April 20, 2012, International Security Assistance Force (ISAF) confirmed that four U.S. led personnel were killed when a U.S. Black Hawk crashed in Helmand Province the day before.
Afghan officials say the helicopter was medivacing wounded Afghan police officers, who had been attacked by a suicide bomber, in the Garmsir district. Local officials think the medivac went down because of bad weather.
There are reports that four Afghan policeman were killed after the suicide bomber exploded himself at a checkpoint.
Also in Garmsir district yesterday, a lone man attacked an Afghan military patrol. He was detained.
The failed medivac operation was not part of a larger battle that took place in Helmand on the same day. Afghan officials say that battle took place in Washir district.
Afghan officials claim to have killed 10 Mujahideen in that battle, along with the destruction of a mine production company.

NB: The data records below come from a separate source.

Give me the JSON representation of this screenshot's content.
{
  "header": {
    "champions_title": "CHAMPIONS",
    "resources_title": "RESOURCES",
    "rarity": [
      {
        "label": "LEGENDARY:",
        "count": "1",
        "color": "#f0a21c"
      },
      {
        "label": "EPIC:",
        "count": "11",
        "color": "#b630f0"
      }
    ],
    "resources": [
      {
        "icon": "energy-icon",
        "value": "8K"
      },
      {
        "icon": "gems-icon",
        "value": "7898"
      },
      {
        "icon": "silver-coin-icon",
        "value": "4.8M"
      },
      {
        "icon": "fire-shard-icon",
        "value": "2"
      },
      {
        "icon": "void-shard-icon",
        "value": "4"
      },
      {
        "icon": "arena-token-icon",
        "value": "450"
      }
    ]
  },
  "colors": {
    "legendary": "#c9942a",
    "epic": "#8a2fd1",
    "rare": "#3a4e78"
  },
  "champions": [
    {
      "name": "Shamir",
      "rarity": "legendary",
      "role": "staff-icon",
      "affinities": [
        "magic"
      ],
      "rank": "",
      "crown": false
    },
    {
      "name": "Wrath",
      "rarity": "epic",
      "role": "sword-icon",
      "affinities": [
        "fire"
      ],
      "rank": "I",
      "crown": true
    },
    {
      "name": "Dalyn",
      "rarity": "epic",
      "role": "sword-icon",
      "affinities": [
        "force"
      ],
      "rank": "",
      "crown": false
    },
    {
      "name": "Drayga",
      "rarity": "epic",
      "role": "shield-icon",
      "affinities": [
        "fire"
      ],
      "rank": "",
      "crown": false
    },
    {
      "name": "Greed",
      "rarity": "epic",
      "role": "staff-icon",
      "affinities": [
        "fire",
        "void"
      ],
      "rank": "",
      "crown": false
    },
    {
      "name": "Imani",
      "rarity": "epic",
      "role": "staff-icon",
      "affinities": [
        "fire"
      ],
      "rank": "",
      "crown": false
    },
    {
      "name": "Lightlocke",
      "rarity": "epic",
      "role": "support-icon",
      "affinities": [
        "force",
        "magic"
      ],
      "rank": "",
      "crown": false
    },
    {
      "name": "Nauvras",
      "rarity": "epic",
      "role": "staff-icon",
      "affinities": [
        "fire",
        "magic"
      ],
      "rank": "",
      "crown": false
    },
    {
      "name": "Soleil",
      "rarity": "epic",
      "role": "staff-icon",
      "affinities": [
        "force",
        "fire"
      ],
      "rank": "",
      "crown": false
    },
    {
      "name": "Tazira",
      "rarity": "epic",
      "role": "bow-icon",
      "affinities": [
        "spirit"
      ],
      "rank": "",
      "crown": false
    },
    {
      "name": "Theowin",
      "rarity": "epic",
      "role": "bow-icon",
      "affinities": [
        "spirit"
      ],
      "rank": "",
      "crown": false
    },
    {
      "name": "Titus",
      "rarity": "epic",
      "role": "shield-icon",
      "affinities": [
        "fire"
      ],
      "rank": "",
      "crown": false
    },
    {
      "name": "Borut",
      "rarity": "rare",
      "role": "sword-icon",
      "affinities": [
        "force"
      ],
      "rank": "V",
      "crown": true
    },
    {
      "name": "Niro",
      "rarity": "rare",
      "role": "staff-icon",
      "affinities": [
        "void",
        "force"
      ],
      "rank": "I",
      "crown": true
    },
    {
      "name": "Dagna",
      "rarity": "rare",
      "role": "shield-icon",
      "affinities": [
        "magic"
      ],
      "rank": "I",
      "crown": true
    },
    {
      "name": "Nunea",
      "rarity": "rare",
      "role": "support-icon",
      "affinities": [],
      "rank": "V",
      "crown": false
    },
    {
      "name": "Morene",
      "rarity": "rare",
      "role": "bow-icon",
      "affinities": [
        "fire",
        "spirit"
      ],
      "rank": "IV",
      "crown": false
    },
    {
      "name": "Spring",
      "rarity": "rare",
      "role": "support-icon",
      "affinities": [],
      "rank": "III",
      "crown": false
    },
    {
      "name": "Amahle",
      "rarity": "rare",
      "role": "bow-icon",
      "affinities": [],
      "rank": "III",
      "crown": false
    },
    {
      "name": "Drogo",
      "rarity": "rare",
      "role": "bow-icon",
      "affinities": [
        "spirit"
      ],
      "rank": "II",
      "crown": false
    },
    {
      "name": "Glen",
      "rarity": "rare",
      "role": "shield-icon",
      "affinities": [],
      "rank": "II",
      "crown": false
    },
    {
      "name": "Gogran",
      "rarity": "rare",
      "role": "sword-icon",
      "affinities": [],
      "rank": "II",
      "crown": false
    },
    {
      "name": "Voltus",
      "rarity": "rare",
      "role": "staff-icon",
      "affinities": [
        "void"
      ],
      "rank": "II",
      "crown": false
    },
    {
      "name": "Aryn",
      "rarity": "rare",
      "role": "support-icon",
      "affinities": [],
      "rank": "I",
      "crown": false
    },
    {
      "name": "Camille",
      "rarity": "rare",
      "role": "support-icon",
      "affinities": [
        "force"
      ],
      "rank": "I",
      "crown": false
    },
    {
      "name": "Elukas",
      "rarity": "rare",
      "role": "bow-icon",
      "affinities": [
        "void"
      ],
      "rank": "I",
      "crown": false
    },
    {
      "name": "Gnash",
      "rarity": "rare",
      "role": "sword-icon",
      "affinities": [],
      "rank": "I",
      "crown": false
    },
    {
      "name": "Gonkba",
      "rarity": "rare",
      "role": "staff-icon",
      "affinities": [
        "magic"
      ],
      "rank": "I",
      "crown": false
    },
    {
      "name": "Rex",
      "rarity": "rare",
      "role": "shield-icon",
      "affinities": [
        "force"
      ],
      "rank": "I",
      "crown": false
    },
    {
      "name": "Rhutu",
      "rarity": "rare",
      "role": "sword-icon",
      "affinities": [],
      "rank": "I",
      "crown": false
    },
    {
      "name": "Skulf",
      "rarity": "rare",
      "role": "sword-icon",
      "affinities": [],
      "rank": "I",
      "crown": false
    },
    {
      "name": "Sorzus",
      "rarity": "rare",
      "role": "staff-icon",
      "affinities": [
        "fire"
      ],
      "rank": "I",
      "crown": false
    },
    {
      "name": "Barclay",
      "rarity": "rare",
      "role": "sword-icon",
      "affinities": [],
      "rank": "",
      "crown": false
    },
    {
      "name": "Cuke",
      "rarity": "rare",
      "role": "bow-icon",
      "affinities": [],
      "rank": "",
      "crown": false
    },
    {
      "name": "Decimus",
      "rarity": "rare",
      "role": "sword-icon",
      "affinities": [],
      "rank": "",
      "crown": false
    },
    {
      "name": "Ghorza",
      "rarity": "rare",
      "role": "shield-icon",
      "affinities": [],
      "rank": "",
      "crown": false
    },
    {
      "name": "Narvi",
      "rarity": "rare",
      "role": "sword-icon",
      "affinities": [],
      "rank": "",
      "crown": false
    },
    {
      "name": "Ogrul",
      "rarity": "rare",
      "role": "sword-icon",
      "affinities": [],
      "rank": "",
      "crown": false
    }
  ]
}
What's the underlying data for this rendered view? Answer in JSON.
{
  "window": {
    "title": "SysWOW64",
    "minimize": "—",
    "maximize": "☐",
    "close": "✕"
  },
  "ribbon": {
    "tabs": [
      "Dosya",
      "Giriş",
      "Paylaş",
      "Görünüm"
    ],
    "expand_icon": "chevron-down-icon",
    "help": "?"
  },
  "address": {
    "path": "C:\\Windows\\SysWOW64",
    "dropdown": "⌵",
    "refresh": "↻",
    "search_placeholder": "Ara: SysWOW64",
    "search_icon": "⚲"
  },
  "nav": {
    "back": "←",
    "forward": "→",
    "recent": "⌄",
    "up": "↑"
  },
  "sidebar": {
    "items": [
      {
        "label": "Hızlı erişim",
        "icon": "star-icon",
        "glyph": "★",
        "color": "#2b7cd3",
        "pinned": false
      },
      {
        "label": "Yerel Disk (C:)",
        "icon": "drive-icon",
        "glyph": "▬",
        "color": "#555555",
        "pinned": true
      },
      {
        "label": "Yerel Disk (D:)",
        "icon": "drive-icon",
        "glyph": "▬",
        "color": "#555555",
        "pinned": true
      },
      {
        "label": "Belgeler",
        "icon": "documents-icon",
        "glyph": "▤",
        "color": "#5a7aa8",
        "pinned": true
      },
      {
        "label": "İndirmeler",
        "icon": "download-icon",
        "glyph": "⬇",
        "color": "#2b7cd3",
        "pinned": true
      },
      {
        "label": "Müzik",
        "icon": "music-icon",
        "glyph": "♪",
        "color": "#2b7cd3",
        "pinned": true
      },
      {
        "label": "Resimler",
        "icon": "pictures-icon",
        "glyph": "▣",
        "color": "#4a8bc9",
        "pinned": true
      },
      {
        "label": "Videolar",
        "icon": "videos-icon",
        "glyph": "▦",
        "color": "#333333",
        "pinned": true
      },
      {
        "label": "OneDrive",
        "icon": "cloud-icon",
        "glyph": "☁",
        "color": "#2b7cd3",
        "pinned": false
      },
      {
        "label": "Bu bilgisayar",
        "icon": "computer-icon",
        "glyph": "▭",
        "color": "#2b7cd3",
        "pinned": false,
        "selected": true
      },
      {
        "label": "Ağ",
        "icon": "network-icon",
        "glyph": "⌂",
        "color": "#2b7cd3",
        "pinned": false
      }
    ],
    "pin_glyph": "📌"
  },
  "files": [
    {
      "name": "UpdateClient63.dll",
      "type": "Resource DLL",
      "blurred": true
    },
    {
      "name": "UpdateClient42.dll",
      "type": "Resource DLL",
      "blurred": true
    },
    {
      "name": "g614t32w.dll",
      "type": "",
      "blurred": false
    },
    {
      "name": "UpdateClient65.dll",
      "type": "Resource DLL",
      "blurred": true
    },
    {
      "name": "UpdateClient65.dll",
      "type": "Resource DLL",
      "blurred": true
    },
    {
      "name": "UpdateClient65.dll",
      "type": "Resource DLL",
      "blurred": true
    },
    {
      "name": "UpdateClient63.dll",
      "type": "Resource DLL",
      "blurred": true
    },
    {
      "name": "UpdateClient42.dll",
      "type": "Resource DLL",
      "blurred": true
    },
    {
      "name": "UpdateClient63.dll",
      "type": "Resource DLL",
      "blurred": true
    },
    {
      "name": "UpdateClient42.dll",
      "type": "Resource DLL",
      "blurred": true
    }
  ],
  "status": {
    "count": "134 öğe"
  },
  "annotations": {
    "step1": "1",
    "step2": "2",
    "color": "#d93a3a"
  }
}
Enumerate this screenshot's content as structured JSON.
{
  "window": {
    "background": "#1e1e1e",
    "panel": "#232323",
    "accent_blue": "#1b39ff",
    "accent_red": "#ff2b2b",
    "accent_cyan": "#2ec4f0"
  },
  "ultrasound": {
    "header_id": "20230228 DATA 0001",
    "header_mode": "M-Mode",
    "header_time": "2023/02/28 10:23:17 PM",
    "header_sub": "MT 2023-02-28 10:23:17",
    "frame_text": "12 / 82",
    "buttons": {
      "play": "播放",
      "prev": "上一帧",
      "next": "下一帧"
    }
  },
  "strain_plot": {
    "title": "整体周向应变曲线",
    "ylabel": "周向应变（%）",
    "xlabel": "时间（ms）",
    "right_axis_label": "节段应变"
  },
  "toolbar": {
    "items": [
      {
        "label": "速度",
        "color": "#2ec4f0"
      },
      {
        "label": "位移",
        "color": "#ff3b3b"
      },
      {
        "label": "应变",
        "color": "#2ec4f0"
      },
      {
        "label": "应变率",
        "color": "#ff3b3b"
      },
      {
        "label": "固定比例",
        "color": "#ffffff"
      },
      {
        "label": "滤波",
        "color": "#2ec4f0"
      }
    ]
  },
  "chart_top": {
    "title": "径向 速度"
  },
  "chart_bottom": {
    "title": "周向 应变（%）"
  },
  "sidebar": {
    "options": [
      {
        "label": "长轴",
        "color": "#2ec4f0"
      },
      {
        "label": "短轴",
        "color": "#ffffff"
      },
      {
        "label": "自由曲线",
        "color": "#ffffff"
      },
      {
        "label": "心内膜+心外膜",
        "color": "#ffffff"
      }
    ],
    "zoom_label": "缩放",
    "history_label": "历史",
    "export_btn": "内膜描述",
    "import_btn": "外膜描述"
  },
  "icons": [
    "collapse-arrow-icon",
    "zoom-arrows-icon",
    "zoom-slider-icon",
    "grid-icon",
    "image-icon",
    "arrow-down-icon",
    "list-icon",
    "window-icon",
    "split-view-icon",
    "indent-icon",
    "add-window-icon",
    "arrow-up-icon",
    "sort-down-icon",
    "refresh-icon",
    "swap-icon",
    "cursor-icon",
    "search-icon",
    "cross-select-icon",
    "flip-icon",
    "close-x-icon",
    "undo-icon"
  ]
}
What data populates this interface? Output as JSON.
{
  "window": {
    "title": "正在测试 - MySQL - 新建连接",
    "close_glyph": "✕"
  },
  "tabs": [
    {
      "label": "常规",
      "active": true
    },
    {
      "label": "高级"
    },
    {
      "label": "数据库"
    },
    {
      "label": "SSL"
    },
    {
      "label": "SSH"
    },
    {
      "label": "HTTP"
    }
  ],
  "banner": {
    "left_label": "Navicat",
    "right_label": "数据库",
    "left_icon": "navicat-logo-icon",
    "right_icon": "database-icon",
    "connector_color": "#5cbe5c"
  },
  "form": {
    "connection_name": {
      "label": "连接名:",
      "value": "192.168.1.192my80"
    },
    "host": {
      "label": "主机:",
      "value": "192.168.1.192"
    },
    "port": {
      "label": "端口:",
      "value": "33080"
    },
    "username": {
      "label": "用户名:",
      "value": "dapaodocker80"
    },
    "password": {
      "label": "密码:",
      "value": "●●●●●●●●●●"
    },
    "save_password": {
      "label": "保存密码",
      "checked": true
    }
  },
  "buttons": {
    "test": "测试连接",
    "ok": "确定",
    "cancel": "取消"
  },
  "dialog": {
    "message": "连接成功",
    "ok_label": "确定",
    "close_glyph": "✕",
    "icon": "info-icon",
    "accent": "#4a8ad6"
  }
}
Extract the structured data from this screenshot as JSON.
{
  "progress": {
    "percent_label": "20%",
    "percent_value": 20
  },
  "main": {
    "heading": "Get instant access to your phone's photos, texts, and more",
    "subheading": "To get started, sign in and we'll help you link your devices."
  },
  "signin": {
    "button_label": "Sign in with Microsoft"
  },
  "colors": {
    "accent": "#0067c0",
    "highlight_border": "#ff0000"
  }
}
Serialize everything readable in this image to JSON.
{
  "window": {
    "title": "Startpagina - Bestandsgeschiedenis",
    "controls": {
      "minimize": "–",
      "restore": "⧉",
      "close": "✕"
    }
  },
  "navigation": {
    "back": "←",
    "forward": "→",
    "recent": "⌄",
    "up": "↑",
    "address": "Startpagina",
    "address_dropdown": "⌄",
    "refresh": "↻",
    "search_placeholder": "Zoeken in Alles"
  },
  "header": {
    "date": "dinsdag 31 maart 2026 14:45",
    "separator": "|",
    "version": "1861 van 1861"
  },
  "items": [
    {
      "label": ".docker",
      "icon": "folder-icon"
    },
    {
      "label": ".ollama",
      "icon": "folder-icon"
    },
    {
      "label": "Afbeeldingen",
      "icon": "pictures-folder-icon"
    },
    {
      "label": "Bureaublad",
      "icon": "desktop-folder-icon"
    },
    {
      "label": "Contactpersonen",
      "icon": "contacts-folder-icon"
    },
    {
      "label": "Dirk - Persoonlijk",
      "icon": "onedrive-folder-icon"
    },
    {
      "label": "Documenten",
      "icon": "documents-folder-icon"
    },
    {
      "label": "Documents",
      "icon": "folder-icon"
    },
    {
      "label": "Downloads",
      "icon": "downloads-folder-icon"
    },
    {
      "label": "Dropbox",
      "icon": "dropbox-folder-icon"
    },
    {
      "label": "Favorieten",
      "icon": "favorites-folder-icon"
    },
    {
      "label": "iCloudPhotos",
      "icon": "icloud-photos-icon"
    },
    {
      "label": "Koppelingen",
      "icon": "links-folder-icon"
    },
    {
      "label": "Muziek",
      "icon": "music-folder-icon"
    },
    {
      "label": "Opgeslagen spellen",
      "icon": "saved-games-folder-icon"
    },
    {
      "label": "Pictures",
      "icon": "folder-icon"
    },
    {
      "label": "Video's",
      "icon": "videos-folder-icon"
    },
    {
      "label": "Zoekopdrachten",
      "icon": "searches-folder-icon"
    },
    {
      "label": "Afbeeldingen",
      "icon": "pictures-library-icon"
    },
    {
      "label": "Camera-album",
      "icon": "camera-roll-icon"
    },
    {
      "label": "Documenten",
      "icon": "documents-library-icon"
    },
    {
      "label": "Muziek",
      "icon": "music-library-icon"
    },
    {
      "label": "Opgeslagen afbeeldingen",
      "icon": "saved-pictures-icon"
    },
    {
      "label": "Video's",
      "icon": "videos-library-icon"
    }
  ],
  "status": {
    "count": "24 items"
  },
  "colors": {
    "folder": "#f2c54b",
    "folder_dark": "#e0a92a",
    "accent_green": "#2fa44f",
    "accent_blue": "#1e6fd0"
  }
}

Helmand saw other military/police operations such as an operation which tore up 1250 hectares (3088.817 acres) of farm land used for opium poppies. The operation took place in Nad-e-Ali, Marjah and Sangin districts.
On April 19, 2012, the U.S. ambassador to Afghanistan, numb nuts Ryan Crocker, blamed the current Mujahideen Spring Offensive on the so called “Haqqani network” of Pakistan.
U.S. Defense Secretary, numb nuts Leon Panetta, also blamed the “Haqqani network”.
April 20, 2012, an Afghan politician says his opponent, President Hamid Karzai, is planning on creating a coalition government with the “Taliban”.
Ahmadzia Massoud says Karzai is just waiting for the U.S. led occupation forces to leave.
Ahmadzia Massoud is part of a group of Afghans that helped the U.S. commit war crimes at the beginning of the U.S. invasion of Afghanistan, such as the murder of truckloads of POWs, who were machine gunned and suffocated while trapped inside cargo containers (known as Dasht-i-Leili massacre).
The group is called National Front of Afghanistan, or Afghanistan National Front (ANF), and includes Mohammad Mohaqiq and Abdul Rashid Dostum.